Marion County Commissioners have found their new county administrator. Acting County Administrator Mounir Bouyounes will officially assume the county’s top administrative role in January at a regular commission meeting.
The County Commission tapped Bouyounes for the job on Monday during a public meeting. The meeting was scheduled to discuss qualifications and rankings of three external finalists identified from a nationwide recruitment process. This was the commission’s second recruitment effort for the position, after the initial one did not yield a selection either.
“After a most comprehensive and thorough recruitment process, it became very clear to us that Mr. Bouyounes is the most qualified professional for the job,” said Commission Chairman Kathy Bryant. “He has demonstrated exemplary leadership while serving in the acting role, and will bring the most qualified skillset to this position. We are very excited to welcome him as our new county administrator.”
In his new role, Bouyounes will oversee implementation of commission policies and directives, participate in the county budget process, and supervise daily operations for 21 departments and three offices.

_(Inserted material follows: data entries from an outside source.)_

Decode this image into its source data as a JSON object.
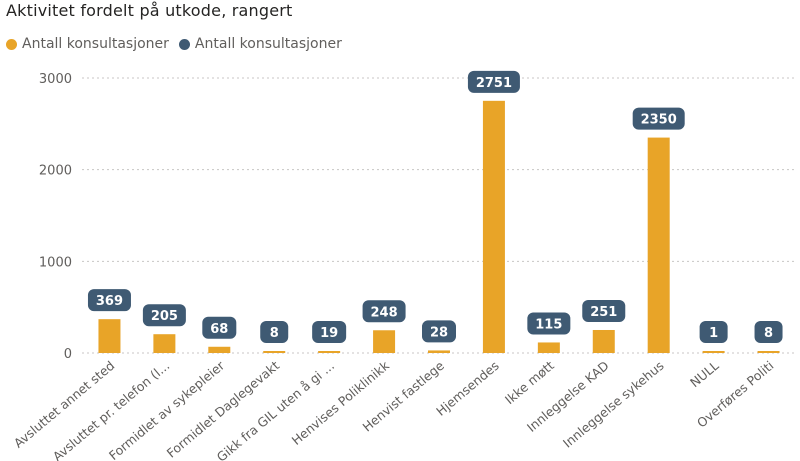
{
  "title": "Aktivitet fordelt på utkode, rangert",
  "legend": [
    {
      "label": "Antall konsultasjoner",
      "color": "#E8A428"
    },
    {
      "label": "Antall konsultasjoner",
      "color": "#3F5A73"
    }
  ],
  "colors": {
    "bar": "#E8A428",
    "badge": "#3F5A73",
    "grid": "#C8C6C4",
    "axis_text": "#605e5c"
  },
  "chart_data": {
    "type": "bar",
    "title": "Aktivitet fordelt på utkode, rangert",
    "categories": [
      "Avsluttet annet sted",
      "Avsluttet pr. telefon (l...",
      "Formidlet av sykepleier",
      "Formidlet Daglegevakt",
      "Gikk fra GIL uten å gi ...",
      "Henvises Poliklinikk",
      "Henvist fastlege",
      "Hjemsendes",
      "Ikke møtt",
      "Innleggelse KAD",
      "Innleggelse sykehus",
      "NULL",
      "Overføres Politi"
    ],
    "series": [
      {
        "name": "Antall konsultasjoner",
        "values": [
          369,
          205,
          68,
          8,
          19,
          248,
          28,
          2751,
          115,
          251,
          2350,
          1,
          8
        ]
      }
    ],
    "yticks": [
      0,
      1000,
      2000,
      3000
    ],
    "ylim": [
      0,
      3000
    ],
    "grid": true,
    "legend_position": "top-left"
  }
}
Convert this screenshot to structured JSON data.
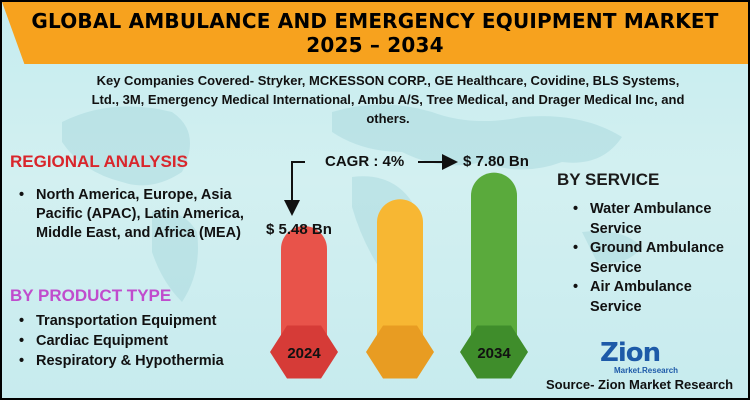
{
  "header": {
    "title_line1": "GLOBAL AMBULANCE AND EMERGENCY EQUIPMENT MARKET",
    "title_line2": "2025 – 2034"
  },
  "companies": "Key Companies Covered- Stryker, MCKESSON CORP., GE Healthcare, Covidine, BLS Systems, Ltd., 3M, Emergency Medical International, Ambu A/S, Tree Medical, and Drager Medical Inc, and others.",
  "regional": {
    "heading": "REGIONAL ANALYSIS",
    "items": [
      "North America, Europe, Asia Pacific (APAC), Latin America, Middle East, and Africa (MEA)"
    ]
  },
  "product_type": {
    "heading": "BY PRODUCT TYPE",
    "items": [
      "Transportation Equipment",
      "Cardiac Equipment",
      "Respiratory & Hypothermia"
    ]
  },
  "service": {
    "heading": "BY SERVICE",
    "items": [
      "Water Ambulance Service",
      "Ground Ambulance Service",
      "Air Ambulance Service"
    ]
  },
  "chart_data": {
    "type": "bar",
    "categories": [
      "2024",
      "",
      "2034"
    ],
    "values": [
      5.48,
      null,
      7.8
    ],
    "value_labels": [
      "$ 5.48 Bn",
      "",
      "$ 7.80 Bn"
    ],
    "cagr": "CAGR : 4%",
    "colors": [
      "#e8534a",
      "#f7b733",
      "#5aaa3c"
    ]
  },
  "logo": {
    "main": "Zion",
    "sub": "Market.Research"
  },
  "source": "Source- Zion Market Research"
}
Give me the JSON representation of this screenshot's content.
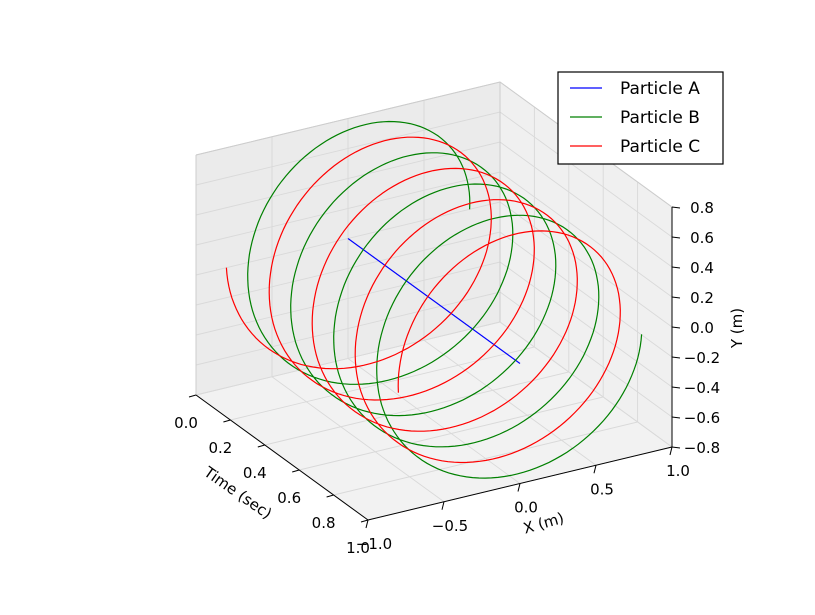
{
  "chart_data": {
    "type": "line",
    "projection": "3d",
    "grid": true,
    "legend_placement": "top-right",
    "axes": {
      "time": {
        "label": "Time (sec)",
        "range": [
          0.0,
          1.0
        ],
        "ticks": [
          "0.0",
          "0.2",
          "0.4",
          "0.6",
          "0.8",
          "1.0"
        ]
      },
      "x": {
        "label": "X (m)",
        "range": [
          -1.0,
          1.0
        ],
        "ticks": [
          "−1.0",
          "−0.5",
          "0.0",
          "0.5",
          "1.0"
        ]
      },
      "y": {
        "label": "Y (m)",
        "range": [
          -0.8,
          0.8
        ],
        "ticks": [
          "−0.8",
          "−0.6",
          "−0.4",
          "−0.2",
          "0.0",
          "0.2",
          "0.4",
          "0.6",
          "0.8"
        ]
      }
    },
    "series": [
      {
        "name": "Particle A",
        "color": "#0000ff",
        "motion": "stationary",
        "radius": 0.0,
        "cycles": 0,
        "phase_deg": 0
      },
      {
        "name": "Particle B",
        "color": "#008000",
        "motion": "helix",
        "radius": 0.8,
        "cycles": 4,
        "phase_deg": 0
      },
      {
        "name": "Particle C",
        "color": "#ff0000",
        "motion": "helix",
        "radius": 0.8,
        "cycles": 4,
        "phase_deg": 180
      }
    ]
  }
}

“I am honored and humbled by the Board’s confidence in me to serve as its new administrator,” said Bouyounes, who holds a professional engineer designation. “I appreciate the opportunity to continue working alongside a very talented team of county leaders and staff, and look forward to moving forward and continuing to serve our community as best as possible.”
Bouyounes joined Marion County government in 1993, was promoted through the ranks to the role of County Engineer in 2003 and then in 2011 to the dual role of County Engineer and Assistant County Administrator. He has served in the acting role since the August departure of the former interim county administrator.

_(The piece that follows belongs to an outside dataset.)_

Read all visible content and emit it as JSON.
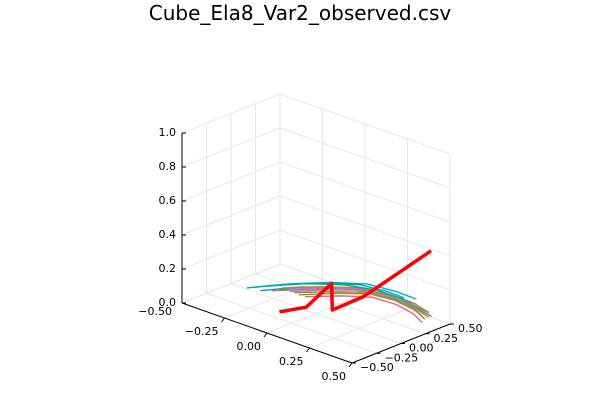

Bouyounes’ contract will be negotiated and brought to the Board for consideration and approval during the Jan. 12 commission meeting.
The county started its search earlier this year when Dr. Lee Niblock resigned to take a similar post in Alachua County. The search produced some finalists, and one of those was chosen, but although the list had been cut to one man, the county decided to continue its search. That finalist then was the subject of stories that noted that he had left his previous job after being accused of inappropriate behavior, and he then took a job elsewhere.
Recently the county announced a new set of finalists, but then made the decision late Monday to offer the position to Bouyounes, who, when he was named interim administrator, had indicated he would not be a candidate for the permanent position.